A doutrina divide a inversão do ônus em duas modalidades: ope judicis e ope legis. Esta última consiste na inversão prevista expressamente na lei e se dá, na realidade, não como uma inversão no sentido literal, mas na forma de presunção legal juris tantum da alegação apresentada pela parte. Aqui, a parte contrária, por exemplo, o réu, é que deverá provar que a situação é diversa da alegação apresentada pelo autor, sem que este tenha que provar o seu fato constitutivo. O artigo 38 do Código de Defesa do Consumidor (CDC) é apontado como exemplo de inversão deste tipo e traz a seguinte previsão: “O ônus da prova da veracidade e correção da informação ou comunicação publicitária cabe a quem as patrocina”.
Sendo assim, se o autor disser que deseja comprar um item pelo valor descrito na propaganda do produto e o réu disser que corrigiu a informação a tempo e que o preço incorreto não foi disponibilizado ao consumidor, deverá provar que fez essa correção, sob pena de ter que disponibilizar o produto pelo valor erroneamente apresentado.
Por sua vez, a inversão ope judicis se dá quando a própria lei autoriza o julgador a promover a inversão diante de determinada situação in concreto. Didier chega a afirmar que esta é “sim verdadeira inversão do ônus da prova”[6]. Neste caso, o magistrado é autorizado, a partir da constatação de determinados requisitos como a hipossuficiência técnica do consumidor, por exemplo, a decretar a inversão, oportunizando a parte sobre a qual recairá o encargo de provar tempo hábil para que o faça antes da sentença, em respeito aos princípios da ampla defesa e do devido processo legal. Exemplo desta técnica, amplamente apontado na doutrina, é o artigo 6º, inciso VIII do CDC.
O CPC de 2015 trouxe expressamente no art. 373, § 1º a previsão da inversão judicial do ônus probatório, desde que o magistrado o faça de forma fundamentada e concedendo à parte contrária a possibilidade de se desincumbir do ônus que lhe foi imputado.
3. Teoria da distribuição dinâmica do ônus da prova
Diante da formatação estática estabelecida pela nossa legislação processual e as dificuldades decorrentes desse sistema no tocante à produção de provas, a doutrina passou a se debruçar no estudo de teorias que pudessem possibilitar uma produção probatória mais equânime.

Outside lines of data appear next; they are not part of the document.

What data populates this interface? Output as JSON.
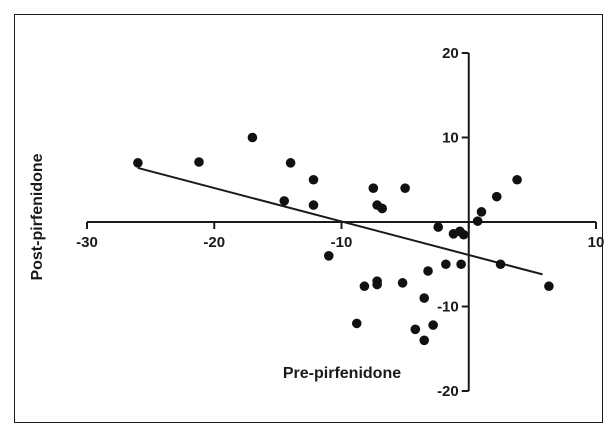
{
  "chart_data": {
    "type": "scatter",
    "title": "",
    "xlabel": "Pre-pirfenidone",
    "ylabel": "Post-pirfenidone",
    "xlim": [
      -30,
      10
    ],
    "ylim": [
      -20,
      20
    ],
    "grid": false,
    "x_ticks": [
      -30,
      -20,
      -10,
      0,
      10
    ],
    "x_tick_labels": [
      "-30",
      "-20",
      "-10",
      "",
      "10"
    ],
    "y_ticks": [
      -20,
      -10,
      10,
      20
    ],
    "y_tick_labels": [
      "-20",
      "-10",
      "10",
      "20"
    ],
    "points": [
      {
        "x": -26,
        "y": 7
      },
      {
        "x": -21.2,
        "y": 7.1
      },
      {
        "x": -17,
        "y": 10
      },
      {
        "x": -14,
        "y": 7
      },
      {
        "x": -14.5,
        "y": 2.5
      },
      {
        "x": -12.2,
        "y": 5
      },
      {
        "x": -12.2,
        "y": 2
      },
      {
        "x": -11,
        "y": -4
      },
      {
        "x": -8.8,
        "y": -12
      },
      {
        "x": -8.2,
        "y": -7.6
      },
      {
        "x": -7.5,
        "y": 4
      },
      {
        "x": -7.2,
        "y": 2
      },
      {
        "x": -6.8,
        "y": 1.6
      },
      {
        "x": -7.2,
        "y": -7
      },
      {
        "x": -7.2,
        "y": -7.4
      },
      {
        "x": -5,
        "y": 4
      },
      {
        "x": -5.2,
        "y": -7.2
      },
      {
        "x": -4.2,
        "y": -12.7
      },
      {
        "x": -3.5,
        "y": -9
      },
      {
        "x": -3.5,
        "y": -14
      },
      {
        "x": -3.2,
        "y": -5.8
      },
      {
        "x": -2.8,
        "y": -12.2
      },
      {
        "x": -2.4,
        "y": -0.6
      },
      {
        "x": -1.8,
        "y": -5
      },
      {
        "x": -1.2,
        "y": -1.4
      },
      {
        "x": -0.7,
        "y": -1.1
      },
      {
        "x": -0.6,
        "y": -5
      },
      {
        "x": -0.4,
        "y": -1.5
      },
      {
        "x": 0.7,
        "y": 0.1
      },
      {
        "x": 1,
        "y": 1.2
      },
      {
        "x": 2.2,
        "y": 3
      },
      {
        "x": 2.5,
        "y": -5
      },
      {
        "x": 3.8,
        "y": 5
      },
      {
        "x": 6.3,
        "y": -7.6
      }
    ],
    "regression_line": {
      "x1": -26,
      "y1": 6.4,
      "x2": 5.8,
      "y2": -6.2
    }
  }
}
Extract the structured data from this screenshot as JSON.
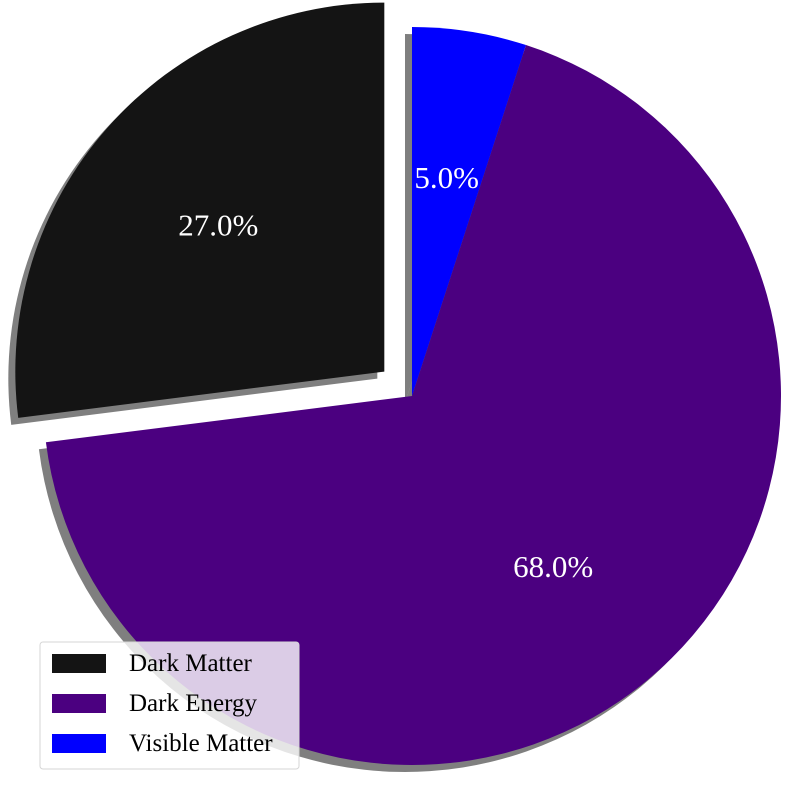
{
  "chart_data": {
    "type": "pie",
    "start_angle_deg": 90,
    "direction": "clockwise",
    "shadow": true,
    "legend_location": "lower-left",
    "title": "",
    "slices": [
      {
        "label": "Visible Matter",
        "value": 5.0,
        "pct_label": "5.0%",
        "color": "#0000ff",
        "explode": 0.0
      },
      {
        "label": "Dark Energy",
        "value": 68.0,
        "pct_label": "68.0%",
        "color": "#4b0080",
        "explode": 0.0
      },
      {
        "label": "Dark Matter",
        "value": 27.0,
        "pct_label": "27.0%",
        "color": "#141414",
        "explode": 0.1
      }
    ],
    "legend": [
      {
        "label": "Dark Matter",
        "color": "#141414"
      },
      {
        "label": "Dark Energy",
        "color": "#4b0080"
      },
      {
        "label": "Visible Matter",
        "color": "#0000ff"
      }
    ]
  }
}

Ocorre que essa divisão estática do ônus pode levar a decisões injustas, já que, não raras vezes, o magistrado se depara com a situação em que nem o autor, nem o réu possuem condições de atender o seu encargo probatório, acarretando uma insuficiência de provas que ensejará um julgamento com base no ônus de que as partes não se desincumbiram.

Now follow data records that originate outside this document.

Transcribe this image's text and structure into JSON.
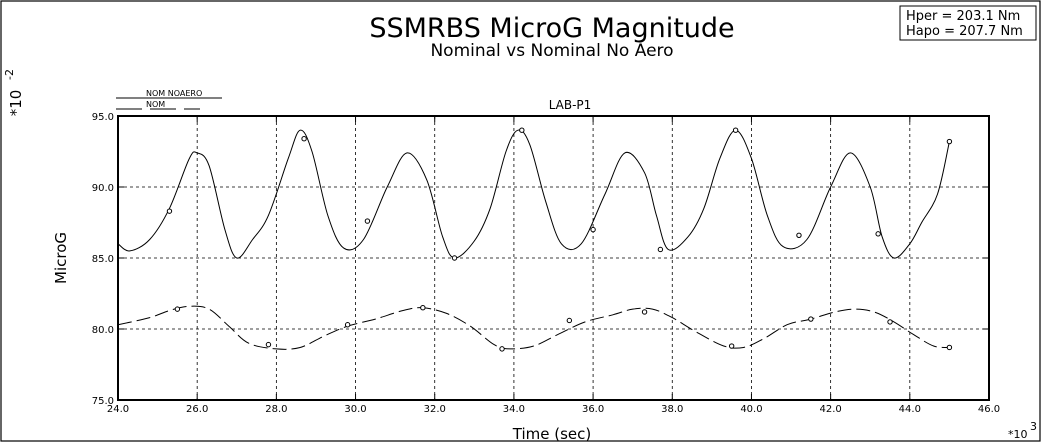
{
  "chart_data": {
    "type": "line",
    "title": "SSMRBS  MicroG  Magnitude",
    "subtitle": "Nominal  vs  Nominal  No  Aero",
    "info": [
      "Hper  =  203.1  Nm",
      "Hapo  =  207.7  Nm"
    ],
    "panel_label": "LAB-P1",
    "xlabel": "Time  (sec)",
    "ylabel": "MicroG",
    "x_multiplier": "*10",
    "x_multiplier_exp": "3",
    "y_multiplier": "*10",
    "y_multiplier_exp": "-2",
    "xlim": [
      24.0,
      46.0
    ],
    "ylim": [
      75.0,
      95.0
    ],
    "x_ticks": [
      "24.0",
      "26.0",
      "28.0",
      "30.0",
      "32.0",
      "34.0",
      "36.0",
      "38.0",
      "40.0",
      "42.0",
      "44.0",
      "46.0"
    ],
    "y_ticks": [
      "75.0",
      "80.0",
      "85.0",
      "90.0",
      "95.0"
    ],
    "grid": true,
    "legend_position": "top-left",
    "series": [
      {
        "name": "NOM_NOAERO",
        "style": "solid",
        "points": [
          [
            24.0,
            86.0
          ],
          [
            24.3,
            85.5
          ],
          [
            24.8,
            86.3
          ],
          [
            25.3,
            88.5
          ],
          [
            25.8,
            92.0
          ],
          [
            26.0,
            92.4
          ],
          [
            26.3,
            91.5
          ],
          [
            26.7,
            87.0
          ],
          [
            27.0,
            85.0
          ],
          [
            27.4,
            86.3
          ],
          [
            27.8,
            88.0
          ],
          [
            28.3,
            92.0
          ],
          [
            28.6,
            94.0
          ],
          [
            28.9,
            92.5
          ],
          [
            29.3,
            88.0
          ],
          [
            29.7,
            85.7
          ],
          [
            30.2,
            86.3
          ],
          [
            30.8,
            90.0
          ],
          [
            31.3,
            92.4
          ],
          [
            31.8,
            90.5
          ],
          [
            32.2,
            86.5
          ],
          [
            32.5,
            85.0
          ],
          [
            33.0,
            86.2
          ],
          [
            33.4,
            88.5
          ],
          [
            33.8,
            92.5
          ],
          [
            34.1,
            94.0
          ],
          [
            34.4,
            93.0
          ],
          [
            34.8,
            89.0
          ],
          [
            35.2,
            86.0
          ],
          [
            35.7,
            86.0
          ],
          [
            36.3,
            89.5
          ],
          [
            36.8,
            92.4
          ],
          [
            37.3,
            91.0
          ],
          [
            37.6,
            88.0
          ],
          [
            37.9,
            85.6
          ],
          [
            38.4,
            86.5
          ],
          [
            38.8,
            88.5
          ],
          [
            39.2,
            92.0
          ],
          [
            39.6,
            94.0
          ],
          [
            40.0,
            92.0
          ],
          [
            40.4,
            88.0
          ],
          [
            40.8,
            85.8
          ],
          [
            41.4,
            86.3
          ],
          [
            42.0,
            90.0
          ],
          [
            42.5,
            92.4
          ],
          [
            43.0,
            90.0
          ],
          [
            43.3,
            86.5
          ],
          [
            43.6,
            85.0
          ],
          [
            44.0,
            86.0
          ],
          [
            44.3,
            87.5
          ],
          [
            44.7,
            89.5
          ],
          [
            45.0,
            93.2
          ]
        ],
        "markers": [
          [
            25.3,
            88.3
          ],
          [
            28.7,
            93.4
          ],
          [
            30.3,
            87.6
          ],
          [
            32.5,
            85.0
          ],
          [
            34.2,
            94.0
          ],
          [
            36.0,
            87.0
          ],
          [
            37.7,
            85.6
          ],
          [
            39.6,
            94.0
          ],
          [
            41.2,
            86.6
          ],
          [
            43.2,
            86.7
          ],
          [
            45.0,
            93.2
          ]
        ]
      },
      {
        "name": "NOM",
        "style": "dashed",
        "points": [
          [
            24.0,
            80.3
          ],
          [
            24.8,
            80.8
          ],
          [
            25.3,
            81.3
          ],
          [
            25.8,
            81.6
          ],
          [
            26.3,
            81.4
          ],
          [
            26.8,
            80.2
          ],
          [
            27.3,
            79.0
          ],
          [
            28.0,
            78.6
          ],
          [
            28.6,
            78.7
          ],
          [
            29.2,
            79.5
          ],
          [
            29.8,
            80.2
          ],
          [
            30.5,
            80.7
          ],
          [
            31.2,
            81.3
          ],
          [
            31.7,
            81.5
          ],
          [
            32.3,
            81.1
          ],
          [
            32.9,
            80.2
          ],
          [
            33.5,
            78.9
          ],
          [
            33.9,
            78.6
          ],
          [
            34.5,
            78.8
          ],
          [
            35.1,
            79.6
          ],
          [
            35.8,
            80.5
          ],
          [
            36.5,
            81.0
          ],
          [
            37.0,
            81.4
          ],
          [
            37.5,
            81.4
          ],
          [
            38.0,
            80.8
          ],
          [
            38.6,
            79.8
          ],
          [
            39.3,
            78.8
          ],
          [
            39.8,
            78.7
          ],
          [
            40.3,
            79.3
          ],
          [
            40.9,
            80.3
          ],
          [
            41.5,
            80.7
          ],
          [
            42.1,
            81.2
          ],
          [
            42.6,
            81.4
          ],
          [
            43.1,
            81.2
          ],
          [
            43.6,
            80.5
          ],
          [
            44.1,
            79.6
          ],
          [
            44.6,
            78.8
          ],
          [
            45.0,
            78.7
          ]
        ],
        "markers": [
          [
            25.5,
            81.4
          ],
          [
            27.8,
            78.9
          ],
          [
            29.8,
            80.3
          ],
          [
            31.7,
            81.5
          ],
          [
            33.7,
            78.6
          ],
          [
            35.4,
            80.6
          ],
          [
            37.3,
            81.2
          ],
          [
            39.5,
            78.8
          ],
          [
            41.5,
            80.7
          ],
          [
            43.5,
            80.5
          ],
          [
            45.0,
            78.7
          ]
        ]
      }
    ],
    "legend": [
      {
        "label": "NOM  NOAERO",
        "style": "solid"
      },
      {
        "label": "NOM",
        "style": "dashed"
      }
    ]
  }
}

Assim, com suporte em princípios como da boa-fé, lealdade e cooperação processual, os argentinos Jorge W. Peyrano e Augusto M. Morello, dentre outros, desenvolveram a teoria da distribuição dinâmica do ônus da prova, em que o ônus recairá sobre aquele que possui maiores condições de produzir a prova.
Sendo o principal objetivo, pensado por esta teoria, oferecer uma decisão jurisdicional efetivamente justa, o juiz deverá levar em consideração a má-fé daquele que - podendo fazer prova - não a trouxer com a intenção de induzir ao estado de permanente dúvida sobre as alegações apresentadas na relação processual e assim se beneficiar do comando geral para os casos de insuficiência de provas, qual seja, o julgamento com base nos encargos distribuídos no art. 373 do CPC.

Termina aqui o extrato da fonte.